The women of Rait live diverse and complicated lives. Their time is split between domestic duties, child care, social and community obligations, and a diverse range of income-generating activities. There is a diverse mix of living and housing situations, from large multi-roomed complexes, which house entire extended families, to simple two room structures, and single rented rooms that are shared by each family. The diversity of these women’s experiences poses some interesting challenges for designing a project suitable for each of their living situations, schedules and needs. From difficulties with finding two consecutive days to attend a training course,to identifying a suitable spot in the house to allow the sensitive young mushrooms to grow, communicating with each of the women requires multiple visits to their homes (and lots of cups of chai). The language barrier poses another problem and we often have to enlist the aid of a native-speaker. Every visit presents a new challenge and requires some creative problem solving. It may not be so glamourous, but this is what community development work really looks like.

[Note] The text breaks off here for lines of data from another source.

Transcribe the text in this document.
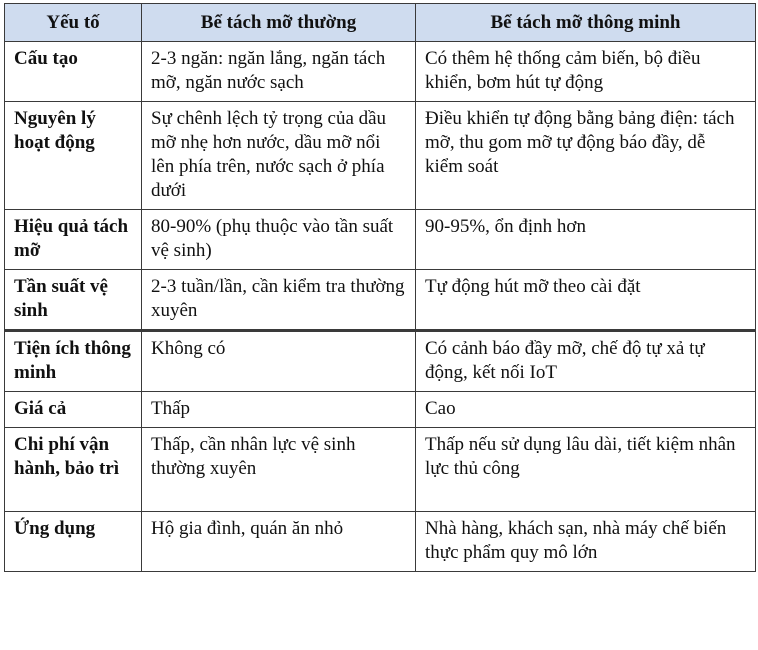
Yếu tố	Bể tách mỡ thường	Bể tách mỡ thông minh
Cấu tạo	2-3 ngăn: ngăn lắng, ngăn tách mỡ, ngăn nước sạch	Có thêm hệ thống cảm biến, bộ điều khiển, bơm hút tự động
Nguyên lý hoạt động	Sự chênh lệch tỷ trọng của dầu mỡ nhẹ hơn nước, dầu mỡ nổi lên phía trên, nước sạch ở phía dưới	Điều khiển tự động bằng bảng điện: tách mỡ, thu gom mỡ tự động báo đầy, dễ kiểm soát
Hiệu quả tách mỡ	80-90% (phụ thuộc vào tần suất vệ sinh)	90-95%, ổn định hơn
Tần suất vệ sinh	2-3 tuần/lần, cần kiểm tra thường xuyên	Tự động hút mỡ theo cài đặt
Tiện ích thông minh	Không có	Có cảnh báo đầy mỡ, chế độ tự xả tự động, kết nối IoT
Giá cả	Thấp	Cao
Chi phí vận hành, bảo trì	Thấp, cần nhân lực vệ sinh thường xuyên	Thấp nếu sử dụng lâu dài, tiết kiệm nhân lực thủ công
Ứng dụng	Hộ gia đình, quán ăn nhỏ	Nhà hàng, khách sạn, nhà máy chế biến thực phẩm quy mô lớn
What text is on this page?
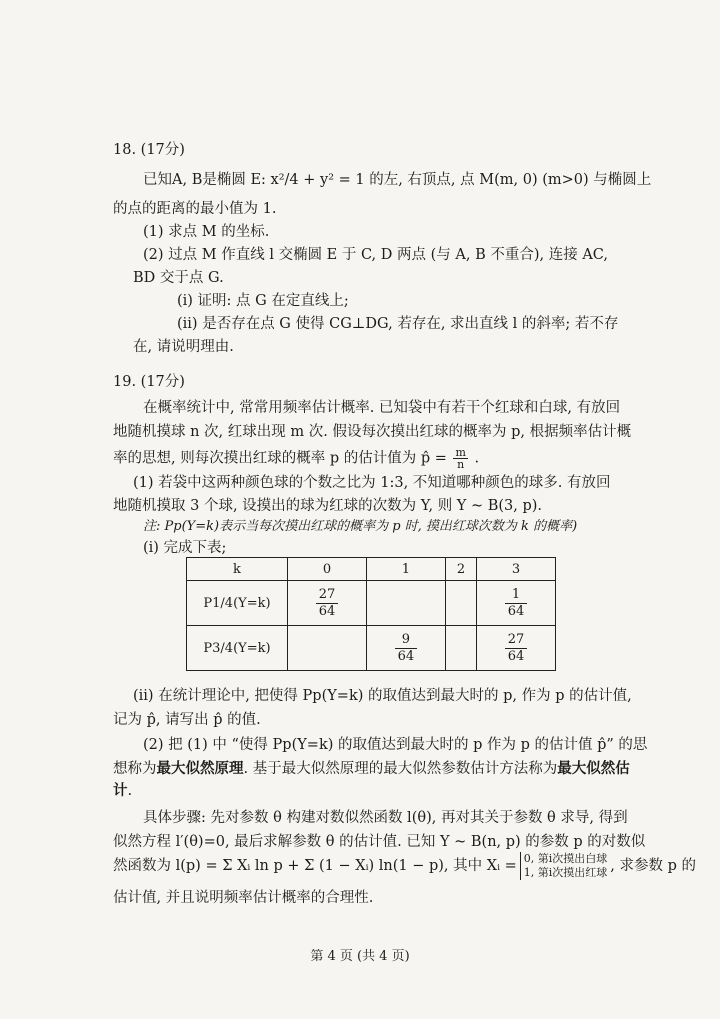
18. (17分)
已知A, B是椭圆 E: x²/4 + y² = 1 的左, 右顶点, 点 M(m, 0) (m>0) 与椭圆上
的点的距离的最小值为 1.
(1) 求点 M 的坐标.
(2) 过点 M 作直线 l 交椭圆 E 于 C, D 两点 (与 A, B 不重合), 连接 AC,
BD 交于点 G.
(i) 证明: 点 G 在定直线上;
(ii) 是否存在点 G 使得 CG⊥DG, 若存在, 求出直线 l 的斜率; 若不存
在, 请说明理由.
19. (17分)
在概率统计中, 常常用频率估计概率. 已知袋中有若干个红球和白球, 有放回
地随机摸球 n 次, 红球出现 m 次. 假设每次摸出红球的概率为 p, 根据频率估计概
率的思想, 则每次摸出红球的概率 p 的估计值为 p̂ = $\frac{m}{n}$ .
(1) 若袋中这两种颜色球的个数之比为 1:3, 不知道哪种颜色的球多. 有放回
地随机摸取 3 个球, 设摸出的球为红球的次数为 Y, 则 Y ~ B(3, p).
注: Pp(Y=k)表示当每次摸出红球的概率为 p 时, 摸出红球次数为 k 的概率)
(i) 完成下表;
k	0	1	2	3
P1/4(Y=k)	$\frac{27}{64}$			$\frac{1}{64}$

P3/4(Y=k)		$\frac{9}{64}$		$\frac{27}{64}$
(ii) 在统计理论中, 把使得 Pp(Y=k) 的取值达到最大时的 p, 作为 p 的估计值,
记为 p̂, 请写出 p̂ 的值.
(2) 把 (1) 中 “使得 Pp(Y=k) 的取值达到最大时的 p 作为 p 的估计值 p̂” 的思
想称为最大似然原理. 基于最大似然原理的最大似然参数估计方法称为最大似然估
计.
具体步骤: 先对参数 θ 构建对数似然函数 l(θ), 再对其关于参数 θ 求导, 得到
似然方程 l′(θ)=0, 最后求解参数 θ 的估计值. 已知 Y ~ B(n, p) 的参数 p 的对数似
然函数为 l(p) = Σ Xᵢ ln p + Σ (1 − Xᵢ) ln(1 − p), 其中 Xᵢ = 0, 第i次摸出白球
1, 第i次摸出红球 , 求参数 p 的
估计值, 并且说明频率估计概率的合理性.
第 4 页 (共 4 页)
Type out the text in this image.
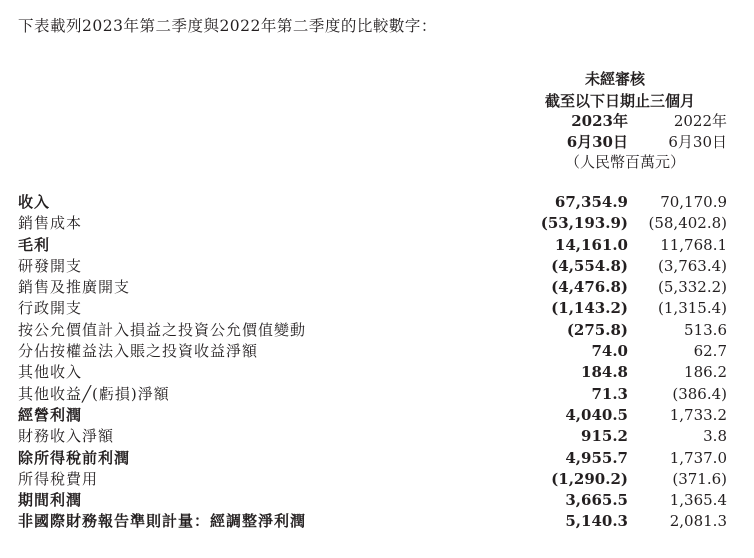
下表載列2023年第二季度與2022年第二季度的比較數字：
未經審核
截至以下日期止三個月
2023年	2022年
6月30日	6月30日
（人民幣百萬元）
收入	67,354.9	70,170.9
銷售成本	(53,193.9)	(58,402.8)
毛利	14,161.0	11,768.1
研發開支	(4,554.8)	(3,763.4)
銷售及推廣開支	(4,476.8)	(5,332.2)
行政開支	(1,143.2)	(1,315.4)
按公允價值計入損益之投資公允價值變動	(275.8)	513.6
分佔按權益法入賬之投資收益淨額	74.0	62.7
其他收入	184.8	186.2
其他收益╱(虧損)淨額	71.3	(386.4)
經營利潤	4,040.5	1,733.2
財務收入淨額	915.2	3.8
除所得稅前利潤	4,955.7	1,737.0
所得稅費用	(1,290.2)	(371.6)
期間利潤	3,665.5	1,365.4
非國際財務報告準則計量：經調整淨利潤	5,140.3	2,081.3
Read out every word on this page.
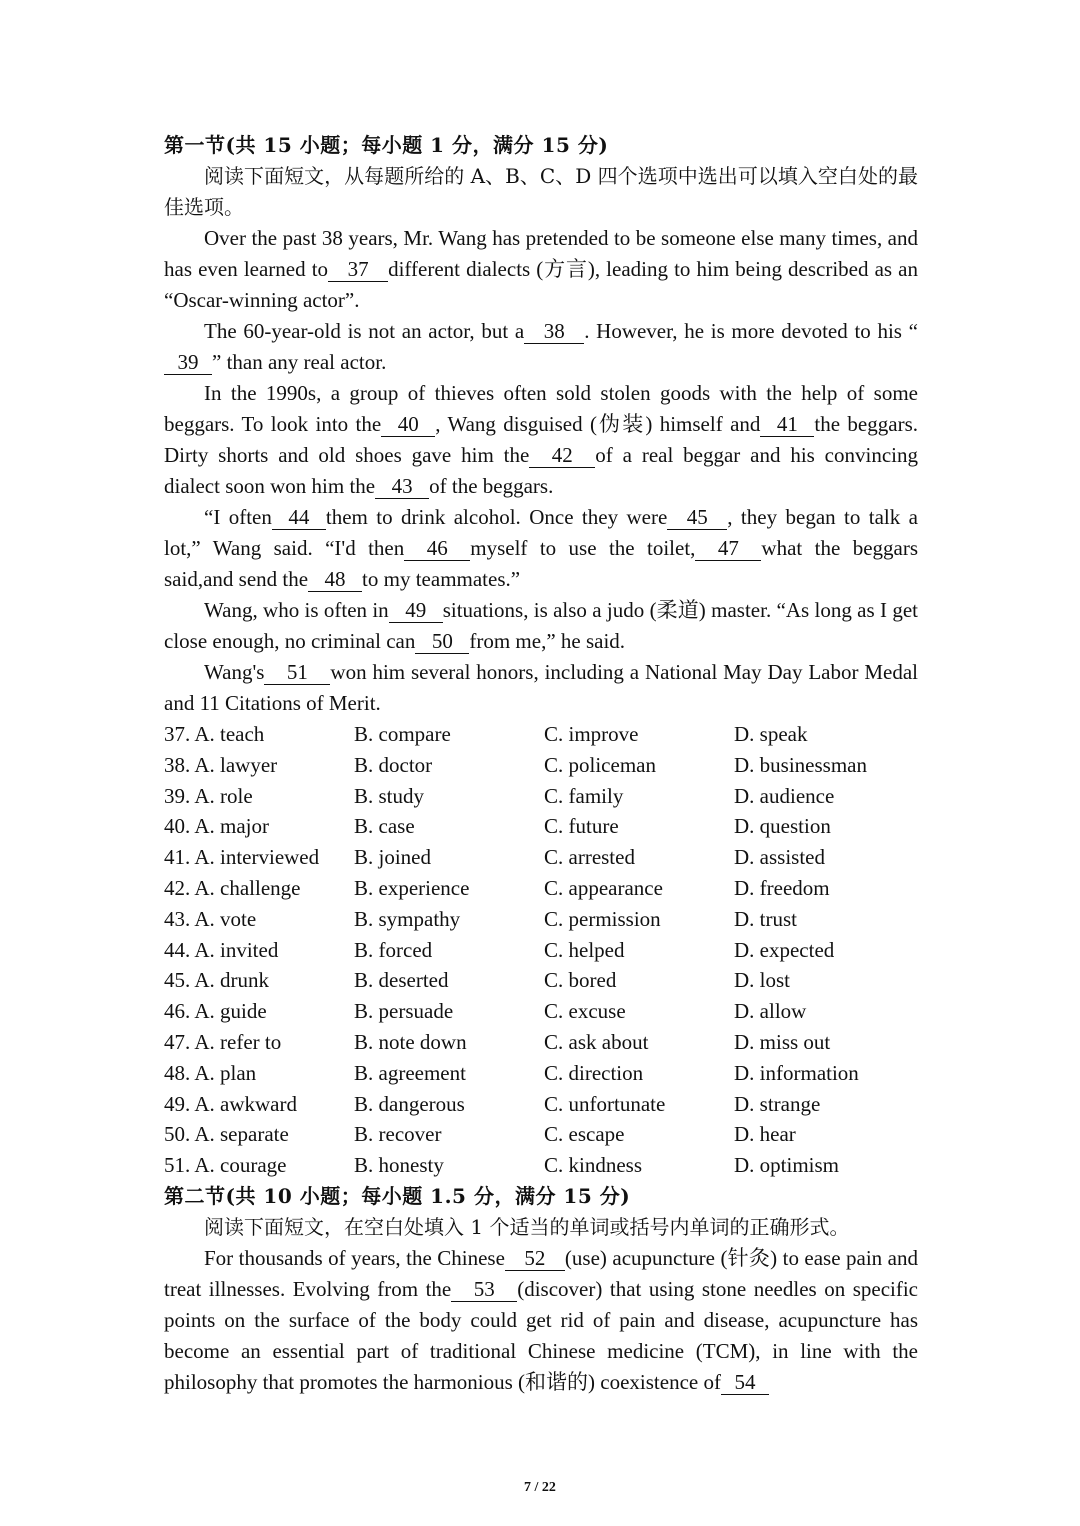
第一节(共 15 小题；每小题 1 分，满分 15 分)
阅读下面短文，从每题所给的 A、B、C、D 四个选项中选出可以填入空白处的最佳选项。

Over the past 38 years, Mr. Wang has pretended to be someone else many times, and has even learned to 37 different dialects (方言), leading to him being described as an “Oscar-winning actor”.

The 60-year-old is not an actor, but a 38 . However, he is more devoted to his “39 ” than any real actor.

In the 1990s, a group of thieves often sold stolen goods with the help of some beggars. To look into the 40 , Wang disguised (伪装) himself and 41 the beggars. Dirty shorts and old shoes gave him the 42 of a real beggar and his convincing dialect soon won him the 43 of the beggars.

“I often 44 them to drink alcohol. Once they were 45 , they began to talk a lot,” Wang said. “I'd then 46 myself to use the toilet, 47 what the beggars said,and send the 48 to my teammates.”

Wang, who is often in 49 situations, is also a judo (柔道) master. “As long as I get close enough, no criminal can 50 from me,” he said.

Wang's 51 won him several honors, including a National May Day Labor Medal and 11 Citations of Merit.

37. A. teach	B. compare	C. improve	D. speak
38. A. lawyer	B. doctor	C. policeman	D. businessman
39. A. role	B. study	C. family	D. audience
40. A. major	B. case	C. future	D. question
41. A. interviewed	B. joined	C. arrested	D. assisted
42. A. challenge	B. experience	C. appearance	D. freedom
43. A. vote	B. sympathy	C. permission	D. trust
44. A. invited	B. forced	C. helped	D. expected
45. A. drunk	B. deserted	C. bored	D. lost
46. A. guide	B. persuade	C. excuse	D. allow
47. A. refer to	B. note down	C. ask about	D. miss out
48. A. plan	B. agreement	C. direction	D. information
49. A. awkward	B. dangerous	C. unfortunate	D. strange
50. A. separate	B. recover	C. escape	D. hear
51. A. courage	B. honesty	C. kindness	D. optimism
第二节(共 10 小题；每小题 1.5 分，满分 15 分)
阅读下面短文，在空白处填入 1 个适当的单词或括号内单词的正确形式。

For thousands of years, the Chinese 52 (use) acupuncture (针灸) to ease pain and treat illnesses. Evolving from the 53 (discover) that using stone needles on specific points on the surface of the body could get rid of pain and disease, acupuncture has become an essential part of traditional Chinese medicine (TCM), in line with the philosophy that promotes the harmonious (和谐的) coexistence of 54

7 / 22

It takes time and a lot of back-breaking labour to get the soil primed and ready for sowing.
We’d love for this blog post to be about the success of our first mushroom farming training workshop, or to include a photo of a smiling woman proudly presenting her crop of home-grown oyster mushrooms. In the future, we hope to bring you these things, but for now all I can share with you is the nitty-gritty of what community development really looks like. We’ve put a lot of effort into laying the foundation of this project, anticipating and solving challenges in creative ways, and tailoring solutions to meet the individual and the collective needs of the women of Rait. We are currently putting together individual contracts for each of the women, to ensure the micro-credit process is both transparent and specific to each woman’s needs. We plan to hold our first training workshop in early June; our first mushroom crop should be ready by late July or early August.
We might not have anything to show for our efforts just yet, but with such rich and carefully cultivated soil, we are bound to have a successful crop soon enough.